Zum Löten werden folgende Lote verwendet:
- Kupfer-Silber;
- Zinn-Blei;
- Gallium;
- Kupfer-Zink;
- Wismut und andere
Jeder von ihnen hat seinen eigenen Schmelzpunkt und ist für ein bestimmtes Metall besser geeignet.
Lötmetalle in die folgenden Typen eingeteilt:
- Kapillarlöten. Das Wesentliche beim Löten ist die Erzeugung einer Kapillarwirkung durch den kleinen Fugenspalt. Es kann vertikal oder horizontal erfolgen;
- Diffusion. Tritt durch Diffusion des Grundmetalls und des Lots auf. Unterteilt in Atomdiffusion und Reaktionsdiffusion;
- Kontaktreaktiv. Der Fügeprozess kann sowohl die Bildung eines Eutektikums als auch die Bildung einer festen Lösung beinhalten;
- Reaktives Flussmittellöten. Beim Erhitzen reagiert das Flussmittel mit dem Metall und bildet ein Lot. Diese Art des Lötens kann mit oder ohne Lot durchgeführt werden.

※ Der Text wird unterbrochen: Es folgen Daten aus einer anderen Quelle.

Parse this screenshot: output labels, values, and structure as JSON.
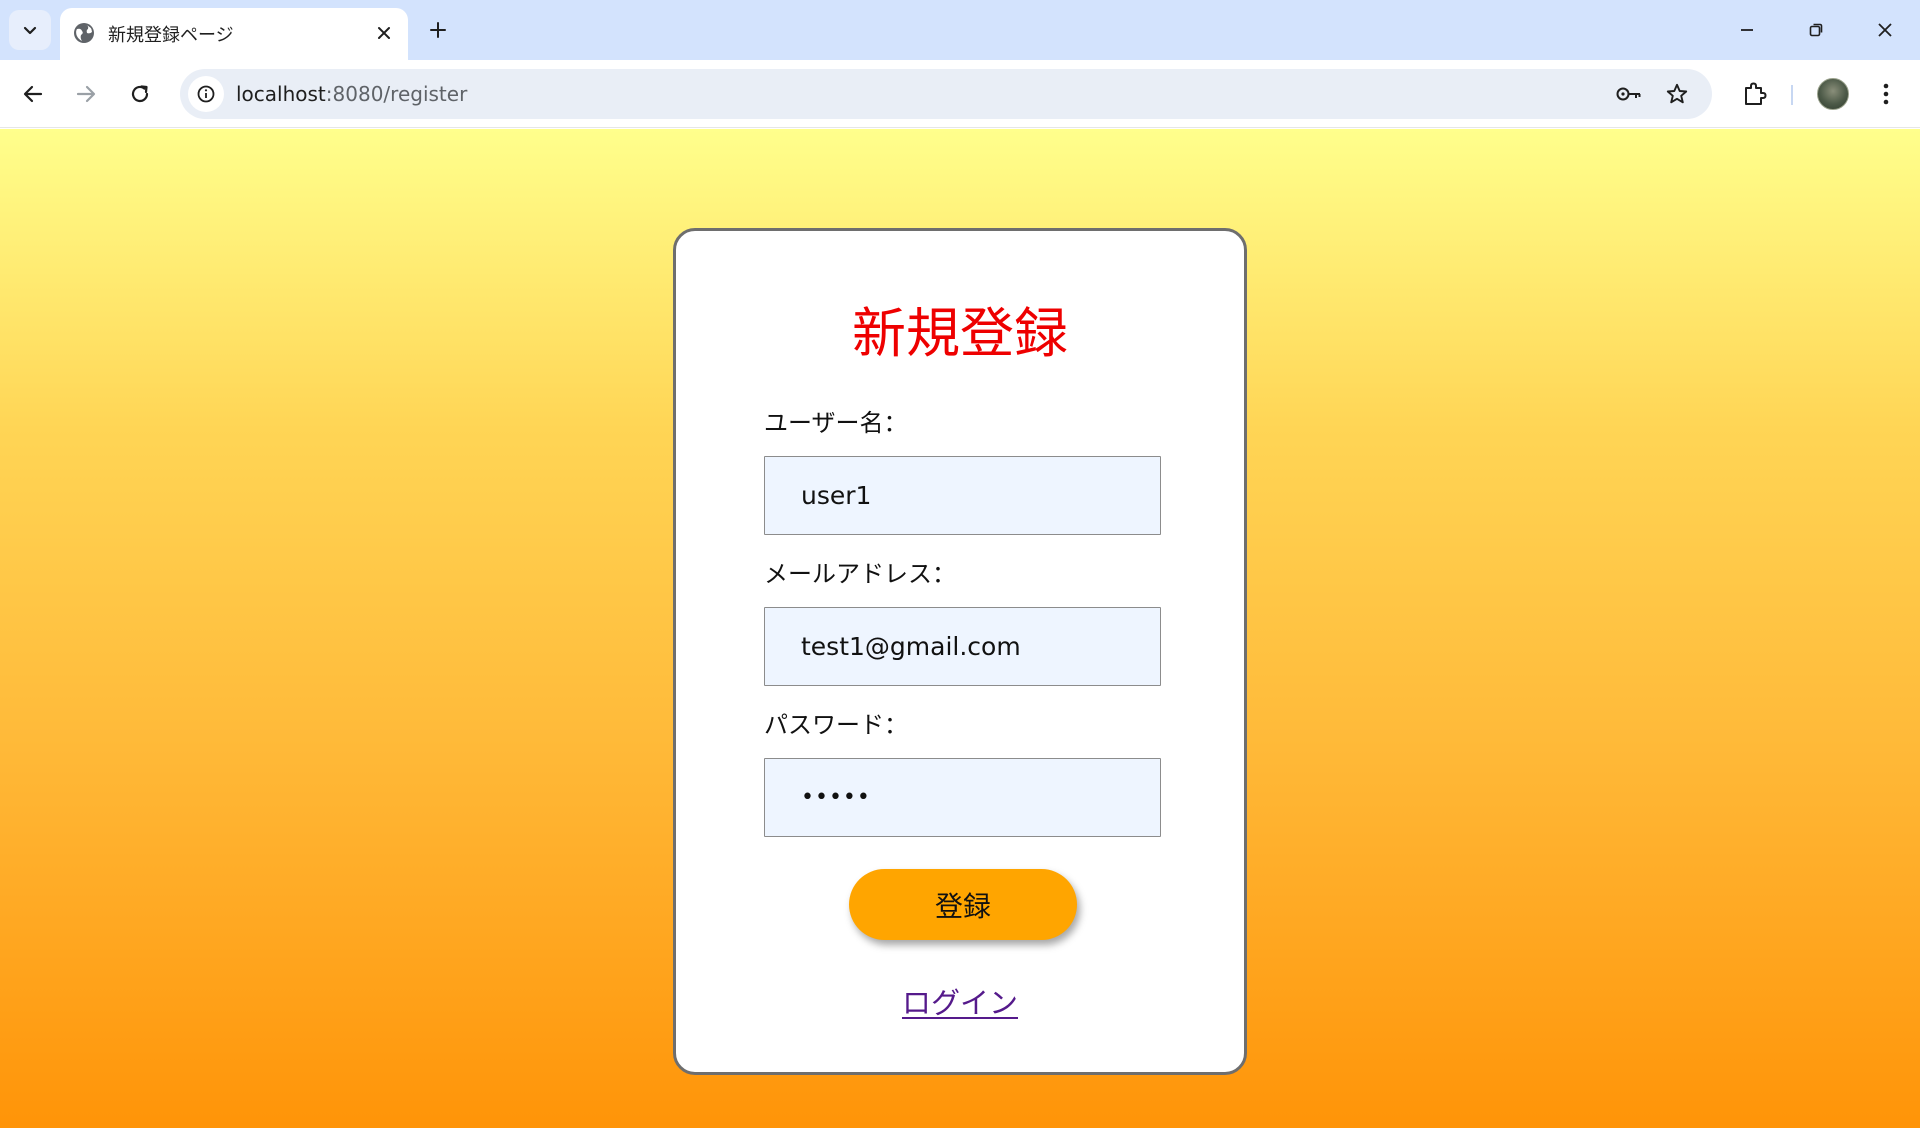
{
  "browser": {
    "tab_title": "新規登録ページ",
    "url_host": "localhost",
    "url_rest": ":8080/register"
  },
  "form": {
    "title": "新規登録",
    "username_label": "ユーザー名：",
    "username_value": "user1",
    "email_label": "メールアドレス：",
    "email_value": "test1@gmail.com",
    "password_label": "パスワード：",
    "password_value": "•••••",
    "submit_label": "登録",
    "login_link": "ログイン"
  },
  "colors": {
    "title": "#ee0000",
    "button": "#ffa500",
    "input_bg": "#eef5ff",
    "gradient_top": "#ffff8c",
    "gradient_bottom": "#ff9408"
  }
}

- Löten und Schweißen. Dies kann mit oder ohne Reflow erfolgen.
Metalllöttechnik
Metalllöttechnik geht in der folgenden Reihenfolge vor:
- Zunächst werden die Oberflächen der zu verbindenden Teile gründlich gereinigt. Die Fase wird entfernt;
- Es wird eine dünne Schicht Flussmittel aufgetragen. Die Art des verwendeten Flussmittels hängt von den Eigenschaften des zu lötenden Metalls ab. Um eine bessere Verteilung des Flussmittels auf der Oberfläche zu gewährleisten, sollten die zu lötenden Teile gedreht werden. Alternativ wird die Oberfläche verzinnt;
- Anschließend wird das Werkstück mit einem Brenner in einem bestimmten Radius der Verbindungsstelle erhitzt. Zur besseren Lötung wird die Verbindungsstelle auf eine Temperatur erhitzt, die deutlich über dem Schmelzpunkt des Lotes liegt;
- Auf die erhitzte Verbindung wird Lot aufgetragen, das schnell schmilzt und den Spalt zwischen den zu verbindenden Teilen füllt. Bei einigen Lötarten wird die gereinigte Oberfläche verzinnt und anschließend verbunden und erhitzt.
- Lassen Sie die Teile nach dem Löten natürlich abkühlen. Andernfalls kann die Qualität der Verbindung beeinträchtigt werden.
Metalllöttechnik Zum Verbinden von Titan und Kupfer wird ein lötfreies Verfahren verwendet. Dabei kommt das Kontaktschmelzen zum Einsatz. Da Kupfer bei 1083 Grad Celsius und Titan bei 1725 Grad Celsius schmilzt, wird beim dichten Verbinden und Erhitzen auf 900 Grad Celsius der vorhandene Spalt an der Kontaktstelle mit Schmelze gefüllt. Dabei handelt es sich um einen Prozess der Metalldiffusion.
Löten wird zum Verbinden von Wärmetauscherrohren, in Kühleinheiten, in Systemen zum Transport verschiedener Flüssigkeiten und Gase usw. verwendet.